Son père resta bouche bée. Pour la première fois, Matthias le vit diminué, humain.La réunion terminée, il sortit dans l’air vif et tranchant. La liberté avait le goût de la neige.Ce soir-là, il retourna rue Glenwood. Ana ouvrit la porte, yeux méfiants.

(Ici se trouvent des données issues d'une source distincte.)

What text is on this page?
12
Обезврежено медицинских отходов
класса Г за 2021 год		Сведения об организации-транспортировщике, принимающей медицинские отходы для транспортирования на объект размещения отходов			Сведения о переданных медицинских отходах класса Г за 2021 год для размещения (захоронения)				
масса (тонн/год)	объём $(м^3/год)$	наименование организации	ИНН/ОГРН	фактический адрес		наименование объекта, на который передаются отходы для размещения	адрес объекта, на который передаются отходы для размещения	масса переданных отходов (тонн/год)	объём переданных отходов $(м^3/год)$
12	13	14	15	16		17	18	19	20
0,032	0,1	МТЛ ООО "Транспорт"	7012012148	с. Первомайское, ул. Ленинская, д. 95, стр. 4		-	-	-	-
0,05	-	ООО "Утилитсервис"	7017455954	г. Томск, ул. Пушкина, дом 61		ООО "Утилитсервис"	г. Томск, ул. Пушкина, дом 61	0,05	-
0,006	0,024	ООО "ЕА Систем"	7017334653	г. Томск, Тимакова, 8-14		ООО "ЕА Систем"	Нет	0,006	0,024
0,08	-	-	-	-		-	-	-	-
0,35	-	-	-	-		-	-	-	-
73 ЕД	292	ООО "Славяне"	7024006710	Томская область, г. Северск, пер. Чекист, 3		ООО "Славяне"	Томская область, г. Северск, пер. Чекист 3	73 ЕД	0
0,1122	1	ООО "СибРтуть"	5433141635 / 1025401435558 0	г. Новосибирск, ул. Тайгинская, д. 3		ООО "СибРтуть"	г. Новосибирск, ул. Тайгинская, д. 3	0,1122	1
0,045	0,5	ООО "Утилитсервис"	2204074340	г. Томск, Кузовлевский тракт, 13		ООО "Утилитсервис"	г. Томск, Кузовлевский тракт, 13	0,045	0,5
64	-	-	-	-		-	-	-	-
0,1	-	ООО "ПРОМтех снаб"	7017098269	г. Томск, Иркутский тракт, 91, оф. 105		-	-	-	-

Il leva la maison en bois. « Si l’invitation tient toujours, » dit-il doucement, « j’aimerais rentrer chez moi. »Elle se retira sans un mot.Lucia bougea, ses yeux endormis s’illuminant. « Tu es revenu. »« Oui, » murmura-t-il, s’agenouillant à côté d’elle.
Ils mangèrent les restes, rirent pour rien, et s’installèrent dans une paix que l’argent ne pourrait jamais acheter.Un an plus tard, l’ange de travers penchait toujours sur le sapin d’Ana. La petite maison en bois brillait à la lumière dorée. Bienvenue.
Matthias comprit enfin. Ce Noël-là, dans une petite maison bondée d’une rue tranquille d’Édimbourg, il n’avait pas seulement trouvé de la compagnie – il avait trouvé sa place.